Sebagai gantinya, saya mencoba untuk memulai di awal, supaya bisa selesai sebelum deadline. Jika ternyata masih ada ide lain yang masih relevan, ide itu juga bisa dituangkan ke dalam tulisan.
Dengan demikian, saat hari deadline datang, seharusnya itu jadi satu momen istirahat nan melegakan, bukan momen  menyeramkan. Jika tata tertibnya benar-benar ditegakkan, detik-detik setelah deadline berlalu seharusnya jadi puncak kelegaan.
Baru-baru ini, saya mengikuti sebuah lomba menulis artikel di Kompasiana, yang deadline-nya baru saja tuntas, Minggu (26/9) tengah malam WIB.
Berangkat dari ajakan beberapa senior untuk mencoba lagi, saya memutuskan untuk mencoba, setelah sebelumnya sempat meraih juara ketiga, pada satu lomba menulis artikel dengan topik dari bidang serupa.
Semua itu berhasil "mengompori" saya yang sebelumnya enggan. Pengalaman yang sudah-sudah jadi pertimbangan. Satu-satunya hal yang membuat saya senang (untuk saat ini) dari lomba itu hanyalah bisa memposting artikel berikut gambarnya dengan selamat.
Di sisi lain, lomba menulis artikel yang belakangan saya ikuti, pelan-pelan menjadi semacam "trauma healing" buat saya, khususnya dalam hal lomba dan bersua "deadliners". Mungkin, inilah jalan untuk mendetoksifikasi memori kurang mengenakkan tersebut.

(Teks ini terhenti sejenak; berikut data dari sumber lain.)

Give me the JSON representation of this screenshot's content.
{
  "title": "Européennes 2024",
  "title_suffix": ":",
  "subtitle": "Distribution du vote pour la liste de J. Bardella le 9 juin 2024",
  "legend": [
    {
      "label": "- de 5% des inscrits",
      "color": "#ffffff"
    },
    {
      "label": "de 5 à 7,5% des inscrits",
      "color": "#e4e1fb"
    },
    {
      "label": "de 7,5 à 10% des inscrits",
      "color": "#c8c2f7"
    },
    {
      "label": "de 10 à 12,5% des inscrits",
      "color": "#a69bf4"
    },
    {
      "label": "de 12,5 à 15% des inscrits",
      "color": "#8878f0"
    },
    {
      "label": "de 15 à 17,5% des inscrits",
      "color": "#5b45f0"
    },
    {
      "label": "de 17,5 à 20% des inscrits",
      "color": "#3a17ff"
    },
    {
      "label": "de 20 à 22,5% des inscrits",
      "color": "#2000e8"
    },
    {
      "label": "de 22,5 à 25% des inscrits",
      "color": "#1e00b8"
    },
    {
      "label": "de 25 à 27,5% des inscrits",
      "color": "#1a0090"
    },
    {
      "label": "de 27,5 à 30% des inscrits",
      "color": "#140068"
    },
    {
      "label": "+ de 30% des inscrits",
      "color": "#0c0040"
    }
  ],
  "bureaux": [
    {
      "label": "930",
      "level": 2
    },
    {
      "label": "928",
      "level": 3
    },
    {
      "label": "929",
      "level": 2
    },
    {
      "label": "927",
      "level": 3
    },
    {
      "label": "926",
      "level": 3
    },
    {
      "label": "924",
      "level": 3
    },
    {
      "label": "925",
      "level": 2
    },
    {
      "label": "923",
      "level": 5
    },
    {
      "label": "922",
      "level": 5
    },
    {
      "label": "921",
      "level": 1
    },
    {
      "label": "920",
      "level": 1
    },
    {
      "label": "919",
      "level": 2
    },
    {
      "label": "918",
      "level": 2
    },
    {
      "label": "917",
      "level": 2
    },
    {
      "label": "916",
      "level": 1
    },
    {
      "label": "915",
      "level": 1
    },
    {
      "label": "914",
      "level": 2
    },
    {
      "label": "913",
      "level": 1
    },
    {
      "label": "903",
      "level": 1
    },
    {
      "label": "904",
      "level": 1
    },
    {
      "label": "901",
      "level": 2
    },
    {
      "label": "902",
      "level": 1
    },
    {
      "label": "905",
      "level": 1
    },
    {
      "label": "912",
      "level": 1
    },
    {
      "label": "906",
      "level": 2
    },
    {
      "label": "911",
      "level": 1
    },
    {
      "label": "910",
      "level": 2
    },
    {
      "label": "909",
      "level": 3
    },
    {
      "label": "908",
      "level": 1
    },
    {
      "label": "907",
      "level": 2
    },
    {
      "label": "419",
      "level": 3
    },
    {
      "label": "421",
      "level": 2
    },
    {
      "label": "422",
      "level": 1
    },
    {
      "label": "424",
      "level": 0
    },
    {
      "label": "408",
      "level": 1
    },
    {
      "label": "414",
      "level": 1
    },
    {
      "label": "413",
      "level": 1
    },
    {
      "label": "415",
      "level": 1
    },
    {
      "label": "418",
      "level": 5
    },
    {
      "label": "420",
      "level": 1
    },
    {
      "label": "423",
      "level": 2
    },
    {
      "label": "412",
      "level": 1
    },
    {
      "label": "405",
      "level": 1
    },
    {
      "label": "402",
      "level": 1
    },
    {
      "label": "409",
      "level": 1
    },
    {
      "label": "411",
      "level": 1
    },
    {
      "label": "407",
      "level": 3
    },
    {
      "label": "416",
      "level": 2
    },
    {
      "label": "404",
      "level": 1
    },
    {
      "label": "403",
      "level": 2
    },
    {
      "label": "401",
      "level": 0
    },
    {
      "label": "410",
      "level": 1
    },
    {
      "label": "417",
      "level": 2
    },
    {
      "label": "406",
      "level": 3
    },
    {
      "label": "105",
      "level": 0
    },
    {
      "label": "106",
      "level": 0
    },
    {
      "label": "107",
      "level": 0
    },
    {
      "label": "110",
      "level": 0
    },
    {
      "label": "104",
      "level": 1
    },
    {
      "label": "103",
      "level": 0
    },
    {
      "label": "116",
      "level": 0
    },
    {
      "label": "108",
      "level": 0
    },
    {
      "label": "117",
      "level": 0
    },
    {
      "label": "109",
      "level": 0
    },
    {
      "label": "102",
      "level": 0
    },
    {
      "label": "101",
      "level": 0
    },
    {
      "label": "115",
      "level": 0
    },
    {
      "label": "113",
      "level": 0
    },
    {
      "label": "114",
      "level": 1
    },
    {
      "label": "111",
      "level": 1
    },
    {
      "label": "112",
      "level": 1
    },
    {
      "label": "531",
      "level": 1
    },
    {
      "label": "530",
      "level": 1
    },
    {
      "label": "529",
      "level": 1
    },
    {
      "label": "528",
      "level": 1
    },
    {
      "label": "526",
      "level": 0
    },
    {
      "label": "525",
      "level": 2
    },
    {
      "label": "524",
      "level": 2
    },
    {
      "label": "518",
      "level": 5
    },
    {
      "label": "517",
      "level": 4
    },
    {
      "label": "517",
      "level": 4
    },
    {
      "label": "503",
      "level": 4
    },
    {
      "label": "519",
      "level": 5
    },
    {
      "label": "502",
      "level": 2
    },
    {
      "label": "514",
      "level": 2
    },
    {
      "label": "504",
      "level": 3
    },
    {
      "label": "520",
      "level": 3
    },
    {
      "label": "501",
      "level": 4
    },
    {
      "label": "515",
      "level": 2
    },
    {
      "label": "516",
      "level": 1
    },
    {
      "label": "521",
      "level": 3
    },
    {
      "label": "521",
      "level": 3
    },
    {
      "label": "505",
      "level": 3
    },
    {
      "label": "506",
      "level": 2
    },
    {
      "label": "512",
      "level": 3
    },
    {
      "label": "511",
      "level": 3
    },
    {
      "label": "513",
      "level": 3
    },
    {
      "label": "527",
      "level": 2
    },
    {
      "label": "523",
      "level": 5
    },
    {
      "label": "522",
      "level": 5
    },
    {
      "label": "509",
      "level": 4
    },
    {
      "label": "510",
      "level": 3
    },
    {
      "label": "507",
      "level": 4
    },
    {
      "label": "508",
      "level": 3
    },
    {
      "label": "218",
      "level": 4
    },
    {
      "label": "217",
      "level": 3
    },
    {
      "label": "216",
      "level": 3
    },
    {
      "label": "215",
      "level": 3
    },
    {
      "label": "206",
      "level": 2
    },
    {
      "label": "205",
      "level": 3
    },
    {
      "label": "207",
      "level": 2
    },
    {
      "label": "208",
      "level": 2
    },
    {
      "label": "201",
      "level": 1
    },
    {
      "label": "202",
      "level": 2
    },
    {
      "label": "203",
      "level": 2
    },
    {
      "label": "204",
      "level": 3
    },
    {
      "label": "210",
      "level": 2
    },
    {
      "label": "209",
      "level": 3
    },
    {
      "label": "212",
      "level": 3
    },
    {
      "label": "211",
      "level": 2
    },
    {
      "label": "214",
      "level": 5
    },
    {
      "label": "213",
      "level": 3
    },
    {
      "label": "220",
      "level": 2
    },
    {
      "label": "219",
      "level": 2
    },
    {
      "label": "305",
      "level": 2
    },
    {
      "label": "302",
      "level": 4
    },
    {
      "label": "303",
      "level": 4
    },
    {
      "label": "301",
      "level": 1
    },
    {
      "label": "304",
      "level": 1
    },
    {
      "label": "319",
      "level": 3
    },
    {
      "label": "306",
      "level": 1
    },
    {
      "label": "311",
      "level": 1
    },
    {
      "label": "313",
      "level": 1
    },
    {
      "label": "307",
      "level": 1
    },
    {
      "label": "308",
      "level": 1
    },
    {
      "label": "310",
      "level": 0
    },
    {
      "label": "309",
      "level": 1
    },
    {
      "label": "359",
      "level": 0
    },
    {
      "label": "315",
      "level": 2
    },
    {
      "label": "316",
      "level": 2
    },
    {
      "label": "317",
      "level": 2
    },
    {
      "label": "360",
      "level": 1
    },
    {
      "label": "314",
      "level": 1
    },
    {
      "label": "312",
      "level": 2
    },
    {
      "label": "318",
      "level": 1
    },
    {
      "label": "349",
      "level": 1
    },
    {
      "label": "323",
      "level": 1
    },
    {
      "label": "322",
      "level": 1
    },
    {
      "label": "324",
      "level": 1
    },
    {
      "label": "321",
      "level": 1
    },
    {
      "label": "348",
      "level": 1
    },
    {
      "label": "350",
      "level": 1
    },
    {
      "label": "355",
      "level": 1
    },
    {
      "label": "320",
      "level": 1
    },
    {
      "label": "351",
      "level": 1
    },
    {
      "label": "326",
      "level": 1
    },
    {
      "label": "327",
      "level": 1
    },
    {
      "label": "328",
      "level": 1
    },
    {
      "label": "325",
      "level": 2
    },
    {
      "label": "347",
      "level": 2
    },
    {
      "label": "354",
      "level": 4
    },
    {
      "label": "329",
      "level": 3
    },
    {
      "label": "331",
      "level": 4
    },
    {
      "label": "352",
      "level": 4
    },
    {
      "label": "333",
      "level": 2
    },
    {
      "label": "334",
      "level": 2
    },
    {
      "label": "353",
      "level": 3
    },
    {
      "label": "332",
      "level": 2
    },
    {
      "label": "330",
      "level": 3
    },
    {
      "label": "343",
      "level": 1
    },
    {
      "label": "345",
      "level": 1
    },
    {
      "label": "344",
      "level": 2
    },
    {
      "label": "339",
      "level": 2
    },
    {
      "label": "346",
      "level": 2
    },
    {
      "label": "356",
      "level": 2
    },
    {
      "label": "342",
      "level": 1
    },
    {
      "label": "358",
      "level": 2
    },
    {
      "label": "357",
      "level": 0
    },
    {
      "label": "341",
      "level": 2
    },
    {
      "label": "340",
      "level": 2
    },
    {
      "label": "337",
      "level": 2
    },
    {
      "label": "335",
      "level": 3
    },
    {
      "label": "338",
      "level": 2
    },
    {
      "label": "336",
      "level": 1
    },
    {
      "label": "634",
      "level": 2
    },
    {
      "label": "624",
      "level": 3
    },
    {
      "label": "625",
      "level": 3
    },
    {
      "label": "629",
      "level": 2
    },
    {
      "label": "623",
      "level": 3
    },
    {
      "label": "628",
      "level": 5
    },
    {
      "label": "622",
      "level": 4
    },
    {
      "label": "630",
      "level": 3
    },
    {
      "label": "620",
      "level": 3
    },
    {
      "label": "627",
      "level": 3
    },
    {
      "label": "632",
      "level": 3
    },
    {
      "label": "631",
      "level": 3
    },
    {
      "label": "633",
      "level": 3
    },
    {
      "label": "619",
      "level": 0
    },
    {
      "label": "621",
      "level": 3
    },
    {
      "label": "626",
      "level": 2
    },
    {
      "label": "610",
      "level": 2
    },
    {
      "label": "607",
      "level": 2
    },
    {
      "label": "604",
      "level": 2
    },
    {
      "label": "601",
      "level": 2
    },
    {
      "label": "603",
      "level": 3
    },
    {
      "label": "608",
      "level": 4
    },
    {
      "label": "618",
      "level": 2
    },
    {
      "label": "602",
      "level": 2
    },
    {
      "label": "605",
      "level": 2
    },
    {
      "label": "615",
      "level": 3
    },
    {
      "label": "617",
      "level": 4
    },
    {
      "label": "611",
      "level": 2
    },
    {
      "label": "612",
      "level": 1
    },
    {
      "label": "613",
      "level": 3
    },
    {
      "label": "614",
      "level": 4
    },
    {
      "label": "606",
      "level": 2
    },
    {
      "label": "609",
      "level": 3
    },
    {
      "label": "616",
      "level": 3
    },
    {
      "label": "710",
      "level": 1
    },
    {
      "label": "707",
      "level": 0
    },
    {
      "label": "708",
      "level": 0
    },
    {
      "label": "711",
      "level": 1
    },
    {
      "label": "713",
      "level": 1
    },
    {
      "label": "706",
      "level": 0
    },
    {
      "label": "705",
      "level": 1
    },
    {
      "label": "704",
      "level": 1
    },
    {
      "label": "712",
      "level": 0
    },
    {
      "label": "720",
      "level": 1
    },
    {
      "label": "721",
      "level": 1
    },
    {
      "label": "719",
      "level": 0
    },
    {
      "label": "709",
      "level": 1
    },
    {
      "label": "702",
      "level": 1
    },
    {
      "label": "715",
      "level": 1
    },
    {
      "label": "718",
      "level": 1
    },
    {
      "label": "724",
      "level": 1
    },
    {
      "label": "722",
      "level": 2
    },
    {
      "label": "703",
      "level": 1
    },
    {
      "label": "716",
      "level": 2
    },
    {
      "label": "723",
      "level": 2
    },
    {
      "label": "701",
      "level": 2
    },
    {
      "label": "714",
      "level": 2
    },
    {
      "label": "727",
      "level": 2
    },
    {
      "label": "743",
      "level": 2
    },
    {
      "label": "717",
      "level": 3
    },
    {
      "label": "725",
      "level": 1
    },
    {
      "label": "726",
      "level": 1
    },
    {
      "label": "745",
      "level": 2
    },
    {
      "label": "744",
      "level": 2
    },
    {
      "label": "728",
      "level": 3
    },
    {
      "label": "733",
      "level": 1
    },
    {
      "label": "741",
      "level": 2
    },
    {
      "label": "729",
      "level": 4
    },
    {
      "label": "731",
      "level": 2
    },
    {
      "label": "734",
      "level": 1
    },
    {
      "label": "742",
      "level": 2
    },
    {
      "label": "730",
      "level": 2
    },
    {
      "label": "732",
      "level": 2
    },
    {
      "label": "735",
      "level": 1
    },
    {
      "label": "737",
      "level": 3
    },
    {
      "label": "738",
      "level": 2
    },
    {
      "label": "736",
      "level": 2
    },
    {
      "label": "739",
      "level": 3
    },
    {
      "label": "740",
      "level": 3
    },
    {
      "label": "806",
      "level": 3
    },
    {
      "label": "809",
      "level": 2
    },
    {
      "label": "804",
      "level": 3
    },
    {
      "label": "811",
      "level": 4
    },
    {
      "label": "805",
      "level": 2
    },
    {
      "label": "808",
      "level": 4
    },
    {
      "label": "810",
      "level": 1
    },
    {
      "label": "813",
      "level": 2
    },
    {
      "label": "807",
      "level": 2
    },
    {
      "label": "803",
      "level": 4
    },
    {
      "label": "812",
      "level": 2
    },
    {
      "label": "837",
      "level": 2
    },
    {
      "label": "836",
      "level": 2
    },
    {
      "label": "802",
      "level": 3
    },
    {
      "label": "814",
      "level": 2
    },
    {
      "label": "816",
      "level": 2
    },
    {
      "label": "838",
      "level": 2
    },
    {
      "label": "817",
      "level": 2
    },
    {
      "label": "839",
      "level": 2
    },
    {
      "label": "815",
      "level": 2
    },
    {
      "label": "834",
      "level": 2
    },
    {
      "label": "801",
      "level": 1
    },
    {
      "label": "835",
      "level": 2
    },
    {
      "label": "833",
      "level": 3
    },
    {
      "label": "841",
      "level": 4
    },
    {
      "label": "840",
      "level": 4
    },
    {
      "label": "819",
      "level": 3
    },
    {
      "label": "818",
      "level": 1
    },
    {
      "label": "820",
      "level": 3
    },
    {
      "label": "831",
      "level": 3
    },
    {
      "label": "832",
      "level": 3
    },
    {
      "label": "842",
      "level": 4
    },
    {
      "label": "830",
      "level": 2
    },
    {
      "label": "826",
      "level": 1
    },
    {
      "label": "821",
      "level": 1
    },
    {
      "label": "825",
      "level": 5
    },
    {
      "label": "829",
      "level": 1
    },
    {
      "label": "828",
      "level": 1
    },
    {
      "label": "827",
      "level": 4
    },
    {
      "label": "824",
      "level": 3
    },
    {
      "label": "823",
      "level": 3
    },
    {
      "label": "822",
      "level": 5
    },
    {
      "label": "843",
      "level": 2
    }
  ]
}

Dalam sebuah kompetisi, deadliners mungkin bukan lawan yang menyenangkan. Tapi, mereka adalah satu alasan utama, mengapa ikut berpartisipasi tanpa adanya target muluk, justru jadi terasa menyenangkan.
Tak ada tekanan atau harapan terlalu besar, tapi ada ruang cukup untuk lebih berkembang. Dengan demikian, apapun hasil akhirnya, ada kemajuan lain yang bisa jadi sangat berharga ke depannya.